Parsing HTML with lxml

Another powerful, fast, and flexible parser is the HTML Parser that comes with lxml. As lxml is an extensive library written for parsing both XML and HTML documents, it can handle messed up tags in the process.

Let's start with an example.

Here, we will use the requests module to retrieve the web page and parse it with lxml:

#Importing modules 
from lxml import html 
import requests 
 
response = requests.get('http://packtpub.com/') 
tree = html.fromstring(response.content) 

Now the whole HTML is saved to tree in a nice tree structure that we can inspect in two different ways: XPath or CSS Select. XPath is used to navigate through elements and attributes to find information in structured documents such as HTML or XML.

We can use any of the page inspect tools, such as Firebug or Chrome developer tools, to get the XPath of an element:

If we want to get the book names and prices from the  list, find the following section in the source.

<div class="book-block-title" itemprop="name">Book 1</div> 

From this we can create Xpath as follows:

#Create the list of Books: 
 
books = tree.xpath('//div[@class="book-block-title"]/text()') 

Then we can print the lists using the following code:

print books 

Note

Learn more on lxml at http://lxml.de.

Scrapy

Scrapy is an open-source framework for web scraping and web crawling. This can be used to parse the whole website. As a framework, this helps to build spiders for specific requirements. Other than Scrapy, we can use mechanize to write scripts that can fill and submit forms.

We can utilize the command line interface of Scrapy to create the basic boilerplate for new spidering scripts. Scrapy can be installed with pip.

To create a new spider, we have to run the following command in the terminal after installing Scrapy:

 $ scrapy startproject testSpider

This will generate a project folder in the current working directory testSpider. This will also create a basic structure and files inside the folder for our spider:

Scrapy has CLI commands to create a spider. To create a spider, we have to enter the folder generated by the startproject command:

 $ cd testSpider

Then we have to enter the generate spider command:

 $ scrapy genspider pactpub pactpub.com

This will generate another folder, named spiders, and create the required files inside that folder. Then, the folder structure will be as follows:

Now open the items.py file and define a new item in the subclass called TestspiderItem:

from scrapy.item import Item, Field 
class TestspiderItem(Item): 
    # define the fields for your item here: 
    book = Field() 

Most of this crawling logic is given by Scrapy in the pactpub class inside the spider folder, so we can extend this to write our spider. To do this, we have to edit the pactpub.py file in the spider folder.

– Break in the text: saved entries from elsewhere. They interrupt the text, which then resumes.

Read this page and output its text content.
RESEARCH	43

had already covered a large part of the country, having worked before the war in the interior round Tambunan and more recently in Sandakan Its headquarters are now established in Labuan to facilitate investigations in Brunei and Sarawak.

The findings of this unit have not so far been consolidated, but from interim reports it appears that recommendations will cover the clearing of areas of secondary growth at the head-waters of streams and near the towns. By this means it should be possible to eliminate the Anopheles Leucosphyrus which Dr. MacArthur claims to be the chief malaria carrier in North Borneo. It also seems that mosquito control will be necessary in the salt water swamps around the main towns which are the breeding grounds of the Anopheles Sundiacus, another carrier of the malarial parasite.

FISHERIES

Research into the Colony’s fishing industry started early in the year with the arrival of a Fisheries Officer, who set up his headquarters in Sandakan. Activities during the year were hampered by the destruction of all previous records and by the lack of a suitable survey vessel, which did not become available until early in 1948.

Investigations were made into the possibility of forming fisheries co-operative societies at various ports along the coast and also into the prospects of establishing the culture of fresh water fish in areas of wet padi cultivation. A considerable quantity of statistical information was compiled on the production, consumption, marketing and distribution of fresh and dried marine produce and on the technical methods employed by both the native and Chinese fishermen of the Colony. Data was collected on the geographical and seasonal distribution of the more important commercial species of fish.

Inside the pactpub.py file, first we import the required modules:

from scrapy.spiders import Spider 
from scrapy.selector import Selector 
from pprint import pprint 
from testSpider.items import TestspiderItem 

Then, we have to extend the spider class of the Scrapy to define our pactpubSpider class. Here we can define the domain and initial URLs for crawling:

# Extend  Spider Class 
class PactpubSpider(Spider): 
    name = "pactpub" 
    allowed_domains = ["pactpub.com"] 
    start_urls = ( 
        'https://www.pactpub.com/all', 
    ) 

After that, we have to define the parse method, which will create an instance of TestspiderItem() that we defined in the items.py file, and assign this to the items variable.

Then we can add the items to extract, which can be done with XPATH or CSS style selectors.

Here, we are using XPATH selector:

    # Define parse 
    def parse(self, response): 
        res = Selector(response) 
        items = [] 
        for sel in res.xpath('//div[@class="book-block"]'): 
            item = TestspiderItem() 
            item['book'] = sel.xpath('//div[@class="book-block-title"]/text()').extract() 
            items.append(item) 
        return items 

Now we are ready to run the spider. We can run it using the following command:

 $ scrapy crawl pactpub --output results.json

This will start Scrapy with the URLs we defined and the crawled URLs will be passed to the testspiderItems and a new instance is created for each item.

E-mail gathering

Using the Python modules discussed previously, we can gather e-mails and other information from the web.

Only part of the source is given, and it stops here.